One of the many things that make us uniquely human is that we have always found a way to process our food. It started out of necessity—preserving food to ensure that we would have enough to get through the long winter months and to make it easier for us to digest.
As our technology has advanced over the years, we have started relying on machines and factories to process our food for us, which strips away the nutrients and pumps us full of chemicals, pesticides and numerous other unhealthy additives. This is the sad truth about processed food.
Even more disturbing is the fact that 80 percent of the packaged, processed foods that we consume in the U.S. have been banned in other countries. In fact, the U.S. Department of Agriculture approves the use many disturbing ingredients that people should be outraged by. Here are just a few:
Used as a filter to clarify liquids like wine, beer and juice and found in rice and cereal products.
The amino acid L-Cysteine found in hair, both human and animal, and cow horns are also found in bread products due to its use as an additive in flour.
If your beverage of choice contains propylene glycol then you are consuming an additive used to make antifreeze.
Beaver anal glands:
Certain fruit-flavored ice creams contain castoreum, the anal and urine secretions of beavers, and are even allowed to call it “natural flavoring.”
Another additive that helps enhance clarity in certain beverages, the gelatin-like substance isinglass is produced from the bladders of fish.
Silicone breast implant filler:
Many processed meat products contain as little as 50 percent meat, with the other half made up of synthetic ingredients like dimethylpolysiloxane used in Silly Putty and breast implants.
In the factories and warehouses we use to process our food, it is inevitable according to the Food and Drug Administration that we ingest a certain amount of rodent hair. One for every 100 grams of chocolate, five for every 18 ounce jar of peanut butter and as many as 22 for every 100 grams of cinnamon to be exact.
On top of these troublesome additives, processed foods can also over-stimulate the production of dopamine and cause the release of opioids in the brain’s pleasure center, making them very addictive and hard to live without once we’ve acquired a taste for them. Researchers claim that our bodies react the same way with hard drugs like morphine and heroin, meaning that it only takes about 21 days of sugar consumption to cause withdrawal when you try to stop cold turkey.
Add to this the use of phosphates to keep them fresh and improve the taste, refined sugars, fatty oils, processed flours that make up for the good nutrients, enzymes and vitamins that producers strip away and you are left with a product that can hardly qualify as food at all. Real food has a reasonable expiration date and should mold or rot because they are not filled with chemicals that keep them looking and tasting the same for years.
The consequences of consuming excess amounts of the pesticides and chemicals used to create these synthetic foods have been linked to serious health issues such as kidney failure, bone deterioration, inflammation, heart disease, neurological problems, rapid aging and cancer just to name a few.

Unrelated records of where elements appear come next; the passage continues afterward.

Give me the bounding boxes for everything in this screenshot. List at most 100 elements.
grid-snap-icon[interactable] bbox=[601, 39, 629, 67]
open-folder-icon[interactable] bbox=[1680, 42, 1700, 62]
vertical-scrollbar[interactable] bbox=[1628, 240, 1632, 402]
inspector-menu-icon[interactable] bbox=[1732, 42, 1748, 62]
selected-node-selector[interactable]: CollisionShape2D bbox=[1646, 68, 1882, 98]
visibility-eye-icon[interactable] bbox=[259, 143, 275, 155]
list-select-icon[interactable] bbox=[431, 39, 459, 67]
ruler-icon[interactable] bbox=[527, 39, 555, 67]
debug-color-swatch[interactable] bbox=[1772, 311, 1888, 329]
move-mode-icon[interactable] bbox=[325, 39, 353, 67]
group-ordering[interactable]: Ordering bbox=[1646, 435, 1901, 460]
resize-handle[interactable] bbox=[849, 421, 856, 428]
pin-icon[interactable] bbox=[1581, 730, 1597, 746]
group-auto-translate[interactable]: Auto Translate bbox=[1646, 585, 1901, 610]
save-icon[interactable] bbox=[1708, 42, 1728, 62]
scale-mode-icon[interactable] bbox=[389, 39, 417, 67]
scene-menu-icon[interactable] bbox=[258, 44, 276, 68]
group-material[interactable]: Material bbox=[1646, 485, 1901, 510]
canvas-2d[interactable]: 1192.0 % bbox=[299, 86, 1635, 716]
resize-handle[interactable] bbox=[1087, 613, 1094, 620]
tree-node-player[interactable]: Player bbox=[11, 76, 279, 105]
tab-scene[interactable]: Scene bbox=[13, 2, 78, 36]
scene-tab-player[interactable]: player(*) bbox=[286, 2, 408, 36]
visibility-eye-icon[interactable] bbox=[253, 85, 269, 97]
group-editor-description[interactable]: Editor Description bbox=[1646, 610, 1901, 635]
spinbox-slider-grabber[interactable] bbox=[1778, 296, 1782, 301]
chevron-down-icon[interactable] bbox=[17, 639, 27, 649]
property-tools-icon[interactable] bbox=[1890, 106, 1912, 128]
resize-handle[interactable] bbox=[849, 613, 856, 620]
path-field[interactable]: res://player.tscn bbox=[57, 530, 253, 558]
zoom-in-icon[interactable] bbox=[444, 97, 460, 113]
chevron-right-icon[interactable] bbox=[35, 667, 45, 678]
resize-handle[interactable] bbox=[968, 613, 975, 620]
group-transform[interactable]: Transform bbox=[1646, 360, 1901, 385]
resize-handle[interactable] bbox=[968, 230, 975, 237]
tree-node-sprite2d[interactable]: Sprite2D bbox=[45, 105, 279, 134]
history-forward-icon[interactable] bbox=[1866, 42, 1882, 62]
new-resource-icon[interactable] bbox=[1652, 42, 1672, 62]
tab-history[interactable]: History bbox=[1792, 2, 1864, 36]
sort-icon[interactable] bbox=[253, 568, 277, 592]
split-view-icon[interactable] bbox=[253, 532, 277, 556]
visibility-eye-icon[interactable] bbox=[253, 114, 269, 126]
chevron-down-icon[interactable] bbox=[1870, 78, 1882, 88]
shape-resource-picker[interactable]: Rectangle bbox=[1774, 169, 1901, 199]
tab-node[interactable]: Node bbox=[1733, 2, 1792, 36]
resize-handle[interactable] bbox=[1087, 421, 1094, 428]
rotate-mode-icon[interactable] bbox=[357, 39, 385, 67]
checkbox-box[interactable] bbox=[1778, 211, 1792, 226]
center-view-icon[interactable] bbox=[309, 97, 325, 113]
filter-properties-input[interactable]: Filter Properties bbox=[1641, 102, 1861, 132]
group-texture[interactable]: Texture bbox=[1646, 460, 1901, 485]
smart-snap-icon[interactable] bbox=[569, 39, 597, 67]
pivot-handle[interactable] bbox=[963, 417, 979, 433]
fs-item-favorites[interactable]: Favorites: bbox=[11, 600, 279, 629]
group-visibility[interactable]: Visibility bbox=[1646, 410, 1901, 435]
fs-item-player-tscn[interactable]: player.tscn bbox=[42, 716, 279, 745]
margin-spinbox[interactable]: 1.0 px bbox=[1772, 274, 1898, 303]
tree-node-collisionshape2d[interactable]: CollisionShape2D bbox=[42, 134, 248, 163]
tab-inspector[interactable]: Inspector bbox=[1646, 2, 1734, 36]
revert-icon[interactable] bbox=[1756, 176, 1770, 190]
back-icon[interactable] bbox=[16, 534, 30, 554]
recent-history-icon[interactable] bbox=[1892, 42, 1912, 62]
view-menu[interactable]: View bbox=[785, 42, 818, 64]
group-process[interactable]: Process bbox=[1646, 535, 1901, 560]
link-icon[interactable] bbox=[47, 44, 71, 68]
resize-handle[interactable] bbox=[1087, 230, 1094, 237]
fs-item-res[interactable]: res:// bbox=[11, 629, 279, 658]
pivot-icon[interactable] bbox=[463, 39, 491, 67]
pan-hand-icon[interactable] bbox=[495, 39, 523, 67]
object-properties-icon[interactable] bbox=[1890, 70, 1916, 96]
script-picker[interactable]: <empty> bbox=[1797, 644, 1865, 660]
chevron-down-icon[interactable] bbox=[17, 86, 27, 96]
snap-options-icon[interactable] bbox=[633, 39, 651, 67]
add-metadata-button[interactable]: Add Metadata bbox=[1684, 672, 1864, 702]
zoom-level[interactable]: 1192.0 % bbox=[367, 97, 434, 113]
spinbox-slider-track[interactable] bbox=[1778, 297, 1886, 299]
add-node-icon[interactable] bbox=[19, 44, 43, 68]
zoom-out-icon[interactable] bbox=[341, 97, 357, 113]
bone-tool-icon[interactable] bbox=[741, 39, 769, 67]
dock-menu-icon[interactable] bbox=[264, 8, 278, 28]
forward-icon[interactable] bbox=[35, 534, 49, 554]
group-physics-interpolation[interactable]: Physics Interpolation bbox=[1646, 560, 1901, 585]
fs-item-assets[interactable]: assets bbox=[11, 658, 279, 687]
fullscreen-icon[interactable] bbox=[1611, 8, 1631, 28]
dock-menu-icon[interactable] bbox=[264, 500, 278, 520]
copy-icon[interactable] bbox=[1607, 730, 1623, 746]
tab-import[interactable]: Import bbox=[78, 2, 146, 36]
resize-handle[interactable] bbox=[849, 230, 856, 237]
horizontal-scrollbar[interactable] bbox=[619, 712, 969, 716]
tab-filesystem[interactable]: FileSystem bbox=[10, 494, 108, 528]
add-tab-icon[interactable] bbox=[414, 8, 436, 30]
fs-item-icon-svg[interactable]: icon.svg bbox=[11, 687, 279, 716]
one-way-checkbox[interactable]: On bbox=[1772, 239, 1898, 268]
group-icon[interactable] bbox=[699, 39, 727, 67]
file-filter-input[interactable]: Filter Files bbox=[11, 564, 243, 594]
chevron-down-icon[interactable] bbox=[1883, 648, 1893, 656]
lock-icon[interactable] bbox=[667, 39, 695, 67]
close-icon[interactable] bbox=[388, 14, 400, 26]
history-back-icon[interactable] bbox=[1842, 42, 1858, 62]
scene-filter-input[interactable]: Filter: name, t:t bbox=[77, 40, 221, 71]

And although Americans rely on processed foods to make up many of our daily meals, the truth is that they don’t contain the nutrients need to actually fill you up and satisfy your hunger. So unlike filling up on healthy, whole foods like fruits, veggies and lean meats that will keep you satisfied until your next meal, the fuel that processed foods provides quickly burns up in the body and leaves you hungry and craving more within hours.

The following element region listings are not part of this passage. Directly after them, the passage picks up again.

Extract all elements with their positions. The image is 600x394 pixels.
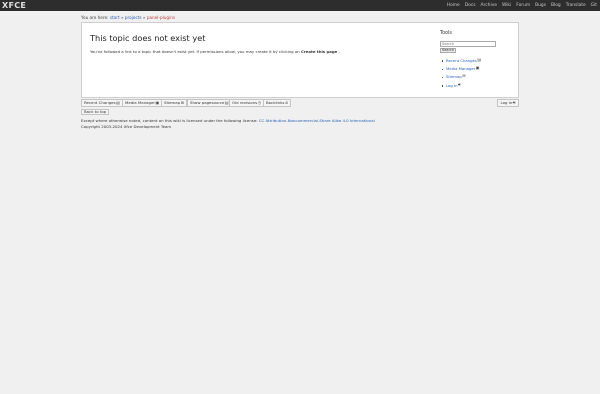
xfce-logo[interactable]: XFCE [2,1,26,10]
copyright: Copyright 2003-2024 Xfce Development Tea… [81,124,172,129]
create-page-link[interactable]: Create this page [301,49,337,54]
button-label: Backlinks [266,100,285,105]
license-link[interactable]: CC Attribution-Noncommercial-Share Alike… [259,118,375,123]
tool-log-in[interactable]: Log In [446,83,458,88]
license-notice: Except where otherwise noted, content on… [81,118,375,123]
not-found-message: You've followed a link to a topic that d… [90,49,420,54]
list-item: Log In⎆ [441,81,516,90]
search-button[interactable]: Search [440,48,456,53]
search-input[interactable] [440,41,496,47]
nav-wiki[interactable]: Wiki [502,3,511,8]
nav-translate[interactable]: Translate [566,3,586,8]
page-tools-bar: Recent Changes▤ Media Manager▣ Sitemap⊞ … [81,99,519,107]
breadcrumb-separator: » [120,15,124,20]
button-label: Media Manager [125,100,155,105]
nav-blog[interactable]: Blog [551,3,561,8]
breadcrumb: You are here: start » projects » panel-p… [81,15,175,20]
recent-changes-icon: ▤ [477,57,482,62]
log-in-button[interactable]: Log In⎆ [497,99,519,107]
breadcrumb-start[interactable]: start [110,15,120,20]
list-item: Sitemap⊞ [441,73,516,81]
old-revisions-button[interactable]: Old revisions◷ [229,99,265,107]
nav-forum[interactable]: Forum [516,3,530,8]
top-navigation: Home Docs Archive Wiki Forum Bugs Blog T… [447,3,597,8]
breadcrumb-prefix: You are here: [81,15,109,20]
message-text: You've followed a link to a topic that d… [90,49,300,54]
content-panel: This topic does not exist yet You've fol… [81,22,519,98]
media-manager-icon: ▣ [475,65,480,71]
tool-recent-changes[interactable]: Recent Changes [446,58,477,63]
login-icon: ⎆ [512,100,516,105]
breadcrumb-separator: » [142,15,146,20]
nav-home[interactable]: Home [447,3,460,8]
link-icon: ⊘ [284,100,289,105]
main-content: This topic does not exist yet You've fol… [90,33,420,54]
back-to-top-button[interactable]: Back to top [81,109,110,115]
nav-archive[interactable]: Archive [481,3,497,8]
license-text: Except where otherwise noted, content on… [81,118,258,123]
list-item: Recent Changes▤ [441,57,516,65]
nav-git[interactable]: Git [591,3,597,8]
breadcrumb-current: panel-plugins [146,15,176,20]
button-label: Show pagesource [190,100,225,105]
login-icon: ⎆ [458,81,462,87]
media-manager-button[interactable]: Media Manager▣ [122,99,163,107]
clock-icon: ◷ [257,100,262,105]
show-pagesource-button[interactable]: Show pagesource▤ [187,99,232,107]
button-label: Old revisions [232,100,258,105]
tool-media-manager[interactable]: Media Manager [446,66,475,71]
recent-changes-button[interactable]: Recent Changes▤ [81,99,123,107]
sitemap-icon: ⊞ [462,73,466,79]
button-label: Log In [500,100,513,105]
button-label: Recent Changes [84,100,116,105]
nav-docs[interactable]: Docs [465,3,476,8]
sitemap-icon: ⊞ [180,100,184,105]
tool-sitemap[interactable]: Sitemap [446,74,462,79]
top-bar: XFCE Home Docs Archive Wiki Forum Bugs B… [0,0,600,11]
recent-changes-icon: ▤ [116,100,120,105]
backlinks-button[interactable]: Backlinks⊘ [263,99,292,107]
sidebar-heading: Tools [440,31,452,36]
breadcrumb-projects[interactable]: projects [125,15,142,20]
page-title: This topic does not exist yet [90,33,206,43]
sitemap-button[interactable]: Sitemap⊞ [161,99,187,107]
nav-bugs[interactable]: Bugs [535,3,546,8]
media-manager-icon: ▣ [155,100,160,105]
tools-list: Recent Changes▤ Media Manager▣ Sitemap⊞ … [441,57,516,90]
sidebar: Tools Search Recent Changes▤ Media Manag… [440,31,516,90]
button-label: Sitemap [164,100,181,105]
message-end: . [338,49,340,54]
list-item: Media Manager▣ [441,65,516,73]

One of the reasons so many of us stay loyal to these processed and fast foods is because they are just so cheap compared to many of the alternatives. But try doing a price comparison and you might find that preparing the same foods yourself with fresh ingredients might actually be more cost-effective. Say you reach for a can of chili that holds two servings. If you pay a little more up front and make the same recipe yourself, chances are that you will find the same serving size to be less expensive and healthier than its canned counterpart. And while it will take a little more time and effort on your part, you’ll also have leftovers that provide a fast and easy meal later in the week. If that isn’t enough to convince you, the Public Health and Nutrition actually found that people who made meals at home five days a week were 47 percent more likely to be alive in 10 years than those you consumed mostly processed foods instead.
So, yes, processed foods are often cheap, easy and more convenient than taking the time to shop and cook, but think about what those prepackaged meals might actually contain and what they could do to your body. What seems like the easiest option for dinner tonight could make your life much more difficult later on with all the health problems that could follow.